Methodology
Public documentation of data sources, models and validation.
1. Data sources
- Event data. Match-by-match structured event streams (shots, passes, tackles, set pieces, etc.) provided by API-Football.
- Market data. Bookmaker odds snapshots from The Odds API, used purely as a reference variable representing market expectations.
- Environmental data. Match-day temperature, precipitation and wind from public weather providers.
- Historical archive. ~100,000 publicly available historical matches across 5–8 seasons, used for model training.
2. Feature engineering
We extract 40–60 features per match across five tiers:
- Strength. Elo rating, recent 10-match win rate, xG (expected goals).
- Form. W/D/L sequences, goals-scored / conceded trends, win/loss streak length.
- Matchup. Head-to-head record, average goals, style compatibility indicators.
- Market. Opening-to-current odds drift, line consistency across bookmakers.
- Context. Match importance, schedule density, key player availability, weather.
3. Models
- Primary. XGBoost multi-class and binary classifiers producing discrete probability distributions for win / draw / loss, Asian handicap, and total goals.
- Secondary.

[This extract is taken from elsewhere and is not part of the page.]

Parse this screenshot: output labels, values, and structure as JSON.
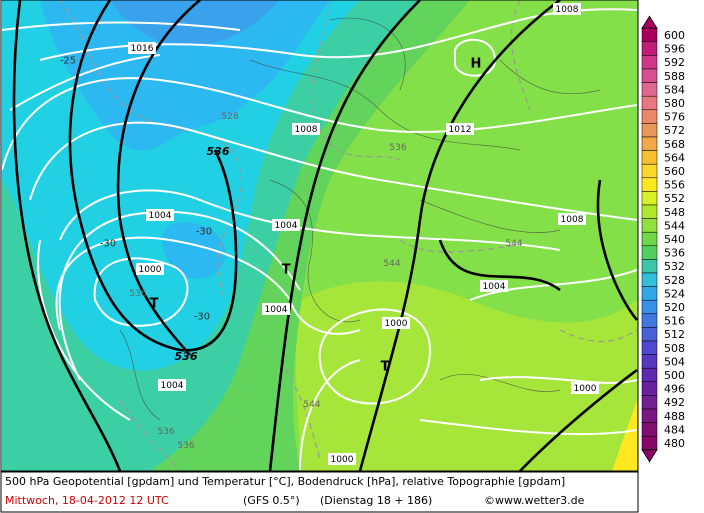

LightGBM, used for ensembling and cross-validation.
- Validation. Strict time-series split — train on past matches, validate on later ones. No random splits.

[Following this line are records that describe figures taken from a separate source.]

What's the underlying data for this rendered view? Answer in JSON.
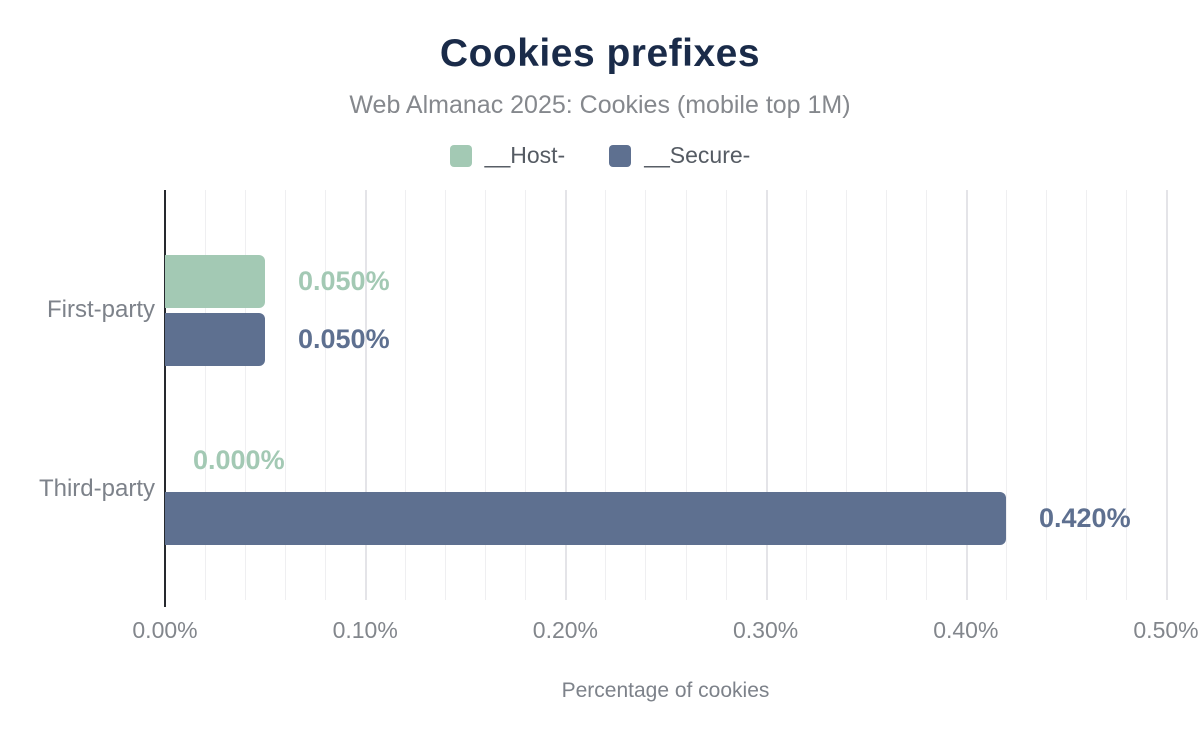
{
  "chart_data": {
    "type": "bar",
    "orientation": "horizontal",
    "title": "Cookies prefixes",
    "subtitle": "Web Almanac 2025: Cookies (mobile top 1M)",
    "categories": [
      "First-party",
      "Third-party"
    ],
    "series": [
      {
        "name": "__Host-",
        "color": "#a3c9b4",
        "values": [
          0.05,
          0.0
        ],
        "value_labels": [
          "0.050%",
          "0.000%"
        ]
      },
      {
        "name": "__Secure-",
        "color": "#5e7090",
        "values": [
          0.05,
          0.42
        ],
        "value_labels": [
          "0.050%",
          "0.420%"
        ]
      }
    ],
    "xlabel": "Percentage of cookies",
    "xlim": [
      0,
      0.5
    ],
    "x_ticks": [
      {
        "value": 0.0,
        "label": "0.00%"
      },
      {
        "value": 0.1,
        "label": "0.10%"
      },
      {
        "value": 0.2,
        "label": "0.20%"
      },
      {
        "value": 0.3,
        "label": "0.30%"
      },
      {
        "value": 0.4,
        "label": "0.40%"
      },
      {
        "value": 0.5,
        "label": "0.50%"
      }
    ],
    "grid": {
      "show": true,
      "minor_step": 0.02,
      "major_step": 0.1,
      "direction": "vertical"
    },
    "legend_position": "top",
    "colors": {
      "title": "#1a2b49",
      "subtitle": "#85888d",
      "axis_line": "#26292e",
      "tick_text": "#82868c",
      "category_text": "#7d828a",
      "gridline_minor": "#efeff1",
      "gridline_major": "#e4e4e8"
    }
  }
}
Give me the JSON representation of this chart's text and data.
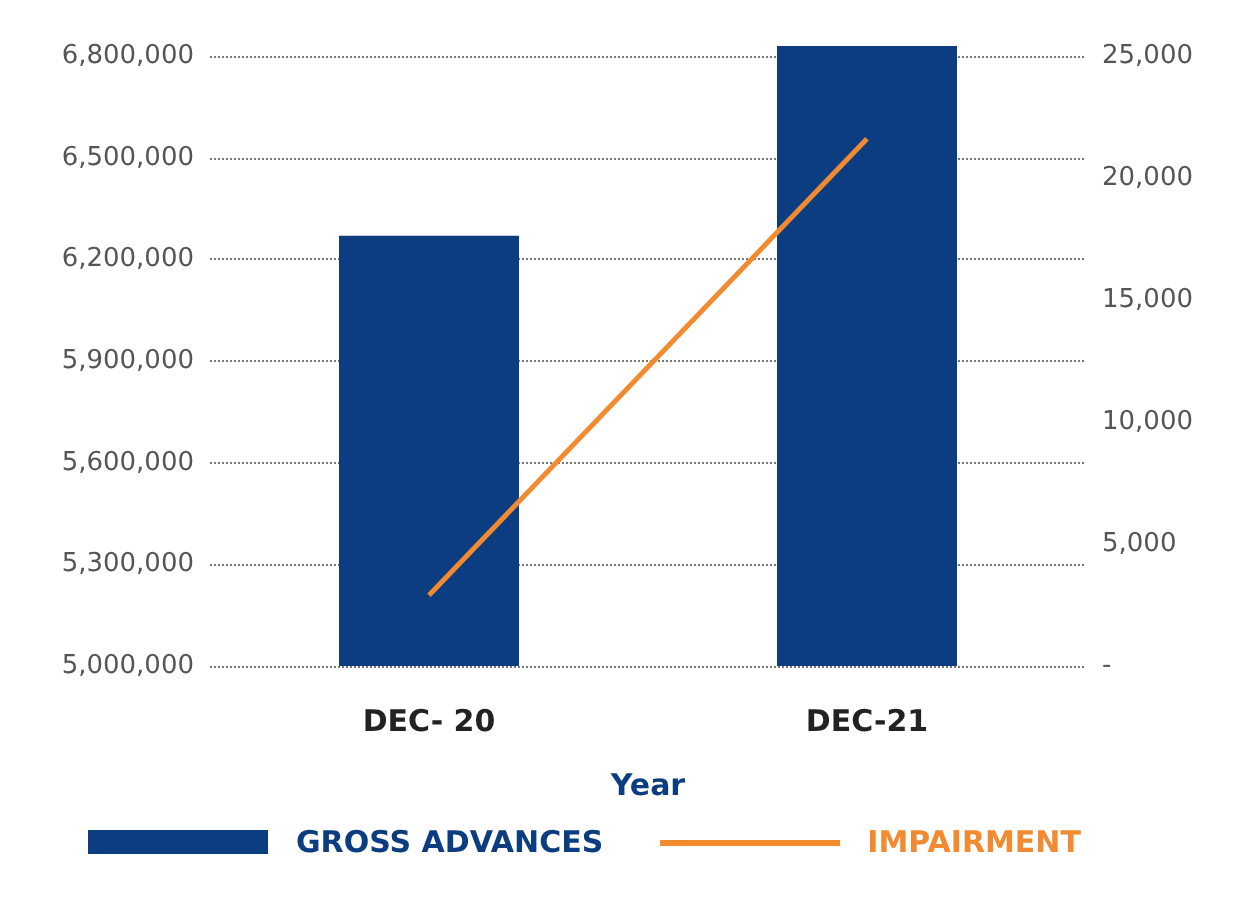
{
  "chart_data": {
    "type": "bar",
    "xlabel": "Year",
    "categories": [
      "DEC- 20",
      "DEC-21"
    ],
    "series": [
      {
        "name": "GROSS ADVANCES",
        "type": "bar",
        "color": "#0b3d80",
        "values": [
          6270000,
          6830000
        ]
      },
      {
        "name": "IMPAIRMENT",
        "type": "line",
        "axis": "y2",
        "color": "#f28a30",
        "values": [
          2900,
          21600
        ]
      }
    ],
    "ylim": [
      5000000,
      6830000
    ],
    "yticks": [
      {
        "value": 5000000,
        "label": "5,000,000"
      },
      {
        "value": 5300000,
        "label": "5,300,000"
      },
      {
        "value": 5600000,
        "label": "5,600,000"
      },
      {
        "value": 5900000,
        "label": "5,900,000"
      },
      {
        "value": 6200000,
        "label": "6,200,000"
      },
      {
        "value": 6500000,
        "label": "6,500,000"
      },
      {
        "value": 6800000,
        "label": "6,800,000"
      }
    ],
    "y2lim": [
      0,
      25400
    ],
    "y2ticks": [
      {
        "value": 0,
        "label": "-"
      },
      {
        "value": 5000,
        "label": "5,000"
      },
      {
        "value": 10000,
        "label": "10,000"
      },
      {
        "value": 15000,
        "label": "15,000"
      },
      {
        "value": 20000,
        "label": "20,000"
      },
      {
        "value": 25000,
        "label": "25,000"
      }
    ],
    "grid": "y",
    "legend": "bottom",
    "marker": "none",
    "line_style": "solid"
  }
}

- Evaluation metrics. Log loss, calibration curve, backtested accuracy.
- Retraining cadence. Weekly incremental retraining with the latest matches.
4. Report generation
The probability distributions and structured indicators are fed into a large language model (Claude Sonnet, served through a regional API gateway) which composes the natural-language report on a fixed template: match background and head-to-head, recent form and lineup, tactical-style comparison, key variables and uncertainties, probability distribution and scenario analysis, and a data-source / methodology footer.
Every conclusion is expressed as a probability, distribution, confidence interval, or historical analogue. We do not produce directional recommendations.
5. Uncertainty and limits
- Football has substantial irreducible variance. Expected model accuracy is 55–65%, in line with the academic literature.
- Pre-match lineups, injuries, and last-minute changes may only surface a few hours before kickoff. The model triggers incremental updates when such information is published.
- Every probability output ships with sample size and confidence interval. Users should interpret outputs in the context of their own research questions.
All data and analytical outputs are research-grade content, intended solely for research, education and editorial use. Not investment advice, not betting advice.